Mieszkańcy Smug, Snopkowa czy Natalina będą mogli bez problemu dostać się do Lublina. Do końca roku zostaną ustalone trasy przejazdu autobusów i liczba kursów.
– Sporo osób jeździ do Lublina, bus prywatnego przewoźnika nie wystarcza, jest za mały. Poza tym stan techniczny pojazdu pozostawia wiele do życzenia – przekonuje Dorota Nakonieczna, która także mieszka w Snopkowie. – Na godz. 6 nie mamy jak dojechać do pracy, bo bus odjeżdża z przystanku w Smugach o 5.45. Z kolei do końcowego przystanku linii nr 18 mamy 3 km. Autobusy miejskiego przewoźnika jeżdżą tylko do Dąbrowicy, a u nas są dwie niewykorzystane pętle autobusowe.
O problemie mieszkańców podlubelskiej gminy pisaliśmy już we wrześniu. Już wtedy radny Robert Żyśko postulował, aby trasę Lublin–Smugi obsługiwały miejskie autobusy. Żyśko przygotował też projekt uchwały w sprawie zobowiązania wójta do zapewnienia regularnego transportu zbiorowego na terenie gminy Jastków.

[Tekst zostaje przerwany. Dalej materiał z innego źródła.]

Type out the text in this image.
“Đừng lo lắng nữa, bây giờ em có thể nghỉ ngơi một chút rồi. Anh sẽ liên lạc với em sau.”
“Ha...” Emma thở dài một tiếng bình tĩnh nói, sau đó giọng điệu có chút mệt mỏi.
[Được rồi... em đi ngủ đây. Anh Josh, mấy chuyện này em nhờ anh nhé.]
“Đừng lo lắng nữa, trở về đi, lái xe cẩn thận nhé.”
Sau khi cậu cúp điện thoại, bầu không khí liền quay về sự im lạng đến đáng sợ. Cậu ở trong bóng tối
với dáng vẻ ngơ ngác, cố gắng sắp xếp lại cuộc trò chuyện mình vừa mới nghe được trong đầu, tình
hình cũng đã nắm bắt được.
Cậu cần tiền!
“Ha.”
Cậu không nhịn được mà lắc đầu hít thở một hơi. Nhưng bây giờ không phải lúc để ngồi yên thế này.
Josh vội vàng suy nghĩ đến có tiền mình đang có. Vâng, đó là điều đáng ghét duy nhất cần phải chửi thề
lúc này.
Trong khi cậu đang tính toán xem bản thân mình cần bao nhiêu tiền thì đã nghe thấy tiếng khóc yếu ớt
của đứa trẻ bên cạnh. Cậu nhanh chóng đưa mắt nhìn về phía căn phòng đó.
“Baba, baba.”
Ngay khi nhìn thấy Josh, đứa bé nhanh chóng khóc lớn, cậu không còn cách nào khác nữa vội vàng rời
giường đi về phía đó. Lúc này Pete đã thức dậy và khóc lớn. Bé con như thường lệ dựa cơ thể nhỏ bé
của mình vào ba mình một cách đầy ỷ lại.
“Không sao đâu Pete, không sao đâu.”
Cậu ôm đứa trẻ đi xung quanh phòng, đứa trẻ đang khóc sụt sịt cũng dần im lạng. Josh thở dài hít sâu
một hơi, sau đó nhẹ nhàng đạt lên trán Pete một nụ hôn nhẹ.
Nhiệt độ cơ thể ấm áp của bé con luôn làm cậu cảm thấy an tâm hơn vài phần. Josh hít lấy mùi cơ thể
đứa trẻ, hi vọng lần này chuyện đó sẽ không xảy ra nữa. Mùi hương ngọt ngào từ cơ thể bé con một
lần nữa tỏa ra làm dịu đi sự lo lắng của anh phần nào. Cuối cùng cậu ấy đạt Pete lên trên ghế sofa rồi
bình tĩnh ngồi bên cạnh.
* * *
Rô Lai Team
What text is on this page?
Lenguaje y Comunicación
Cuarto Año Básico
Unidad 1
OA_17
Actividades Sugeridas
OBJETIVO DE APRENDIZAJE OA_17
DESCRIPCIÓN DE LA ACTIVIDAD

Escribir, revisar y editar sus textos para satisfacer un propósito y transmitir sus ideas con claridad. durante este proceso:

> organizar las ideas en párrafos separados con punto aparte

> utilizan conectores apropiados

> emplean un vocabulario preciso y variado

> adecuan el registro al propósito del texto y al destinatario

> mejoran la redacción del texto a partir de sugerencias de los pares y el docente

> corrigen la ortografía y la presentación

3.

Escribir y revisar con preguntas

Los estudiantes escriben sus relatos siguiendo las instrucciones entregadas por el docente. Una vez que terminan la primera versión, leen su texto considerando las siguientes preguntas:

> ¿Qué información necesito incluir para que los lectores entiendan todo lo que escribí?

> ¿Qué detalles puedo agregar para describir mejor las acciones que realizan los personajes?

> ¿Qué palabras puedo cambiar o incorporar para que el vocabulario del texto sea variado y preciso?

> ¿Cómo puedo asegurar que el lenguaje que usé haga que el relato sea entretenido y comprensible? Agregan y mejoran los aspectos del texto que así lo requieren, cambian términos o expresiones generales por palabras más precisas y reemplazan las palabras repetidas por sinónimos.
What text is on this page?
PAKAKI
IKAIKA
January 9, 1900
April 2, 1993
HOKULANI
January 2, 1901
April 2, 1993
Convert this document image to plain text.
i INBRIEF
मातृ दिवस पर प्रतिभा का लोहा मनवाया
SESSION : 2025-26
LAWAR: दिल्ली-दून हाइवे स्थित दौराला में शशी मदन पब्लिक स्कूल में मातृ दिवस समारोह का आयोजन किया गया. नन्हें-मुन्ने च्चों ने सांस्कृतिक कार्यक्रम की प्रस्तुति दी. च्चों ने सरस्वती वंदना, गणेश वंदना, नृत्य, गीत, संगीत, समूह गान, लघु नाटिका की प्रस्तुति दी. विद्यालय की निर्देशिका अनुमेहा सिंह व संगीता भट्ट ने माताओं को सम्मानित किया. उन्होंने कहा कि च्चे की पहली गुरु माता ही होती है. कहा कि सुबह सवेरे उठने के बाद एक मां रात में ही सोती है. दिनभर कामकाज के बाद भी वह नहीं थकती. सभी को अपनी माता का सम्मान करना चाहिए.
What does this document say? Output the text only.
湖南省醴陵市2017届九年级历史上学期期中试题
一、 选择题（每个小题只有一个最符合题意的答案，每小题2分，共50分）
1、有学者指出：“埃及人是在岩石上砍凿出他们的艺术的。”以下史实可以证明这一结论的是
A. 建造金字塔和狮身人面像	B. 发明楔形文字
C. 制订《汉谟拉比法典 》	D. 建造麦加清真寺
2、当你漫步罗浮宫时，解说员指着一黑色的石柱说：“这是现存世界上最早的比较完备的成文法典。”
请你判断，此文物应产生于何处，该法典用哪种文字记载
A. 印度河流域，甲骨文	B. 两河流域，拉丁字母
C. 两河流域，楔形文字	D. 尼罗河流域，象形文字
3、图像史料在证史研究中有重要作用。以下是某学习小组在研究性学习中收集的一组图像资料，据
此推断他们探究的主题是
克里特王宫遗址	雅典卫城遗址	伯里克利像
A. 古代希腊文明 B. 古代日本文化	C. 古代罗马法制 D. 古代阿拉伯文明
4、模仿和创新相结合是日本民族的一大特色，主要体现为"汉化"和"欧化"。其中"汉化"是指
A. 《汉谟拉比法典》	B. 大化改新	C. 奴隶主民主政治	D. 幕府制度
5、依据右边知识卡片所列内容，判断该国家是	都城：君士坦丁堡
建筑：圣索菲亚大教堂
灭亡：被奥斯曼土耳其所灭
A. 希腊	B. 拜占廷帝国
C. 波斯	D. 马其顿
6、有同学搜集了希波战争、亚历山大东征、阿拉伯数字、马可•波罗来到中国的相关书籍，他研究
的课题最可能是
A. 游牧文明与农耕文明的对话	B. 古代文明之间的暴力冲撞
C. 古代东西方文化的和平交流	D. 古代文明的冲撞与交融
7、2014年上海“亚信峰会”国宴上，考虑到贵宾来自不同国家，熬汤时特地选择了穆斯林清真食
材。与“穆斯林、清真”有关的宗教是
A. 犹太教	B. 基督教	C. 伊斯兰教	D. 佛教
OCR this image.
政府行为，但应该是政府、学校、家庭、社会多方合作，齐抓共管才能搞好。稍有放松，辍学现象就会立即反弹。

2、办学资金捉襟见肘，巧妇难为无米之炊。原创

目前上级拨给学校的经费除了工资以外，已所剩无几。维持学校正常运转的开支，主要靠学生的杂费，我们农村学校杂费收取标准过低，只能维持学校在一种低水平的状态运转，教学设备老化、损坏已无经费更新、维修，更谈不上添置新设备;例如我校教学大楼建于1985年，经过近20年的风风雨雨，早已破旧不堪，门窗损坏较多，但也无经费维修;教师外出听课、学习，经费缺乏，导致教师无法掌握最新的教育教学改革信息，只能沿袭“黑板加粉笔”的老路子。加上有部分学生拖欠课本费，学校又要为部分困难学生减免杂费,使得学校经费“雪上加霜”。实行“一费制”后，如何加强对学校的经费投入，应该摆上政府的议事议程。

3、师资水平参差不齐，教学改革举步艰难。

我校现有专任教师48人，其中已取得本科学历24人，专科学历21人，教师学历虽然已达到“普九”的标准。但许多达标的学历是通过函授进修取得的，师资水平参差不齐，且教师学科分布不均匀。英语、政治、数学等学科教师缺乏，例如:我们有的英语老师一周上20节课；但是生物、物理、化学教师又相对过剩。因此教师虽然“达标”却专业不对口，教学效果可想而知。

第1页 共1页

Sprawa stanęła na sesji w ostatni piątek. "Za” głosowało 8 radnych, 2 było przeciwko, a 5 wstrzymało się od głosu.
– Cieszę się, że udało się przekonać do sprawy radnego z Natalina. Z drugiej strony dziwi mnie podejście radnych, którzy zagłosowali przeciwko, ale wcześniej zgłaszali poprawki do projektu tej uchwały.
– Moim obowiązkiem będzie rozeznanie się, jakie jest zapotrzebowanie mieszkańców i rozmowy z przewoźnikami – mówi Zbigniew Samoń, wójt Jastkowa. – Trzeba będzie ustalić, gdzie te autobusy mają jeździć. Jaka będzie długość poszczególnych tras i liczba kursów. Myślę, że w ślad za mieszkańcami Smug pójdą też inni, którzy będą zgłaszać swoje potrzeby. Jeśli ustne deklaracje ze strony przedstawicieli Zarządu Transportu Miejskiego w Lublinie się nie zmienią, to do 1 km gmina będzie dopłacać ok. 4 zł. Po ustaleniu wszystkich szczegółów zostanie ustalona pełna kwota, która będzie potrzebna na ten cel.
– Mam nadzieję, że w grudniu rozpoczną się negocjacje z przewoźnikami – liczy radny Żyśko.
Konkretne propozycje wójt gminy ma przedłożyć radnym do końca tego roku.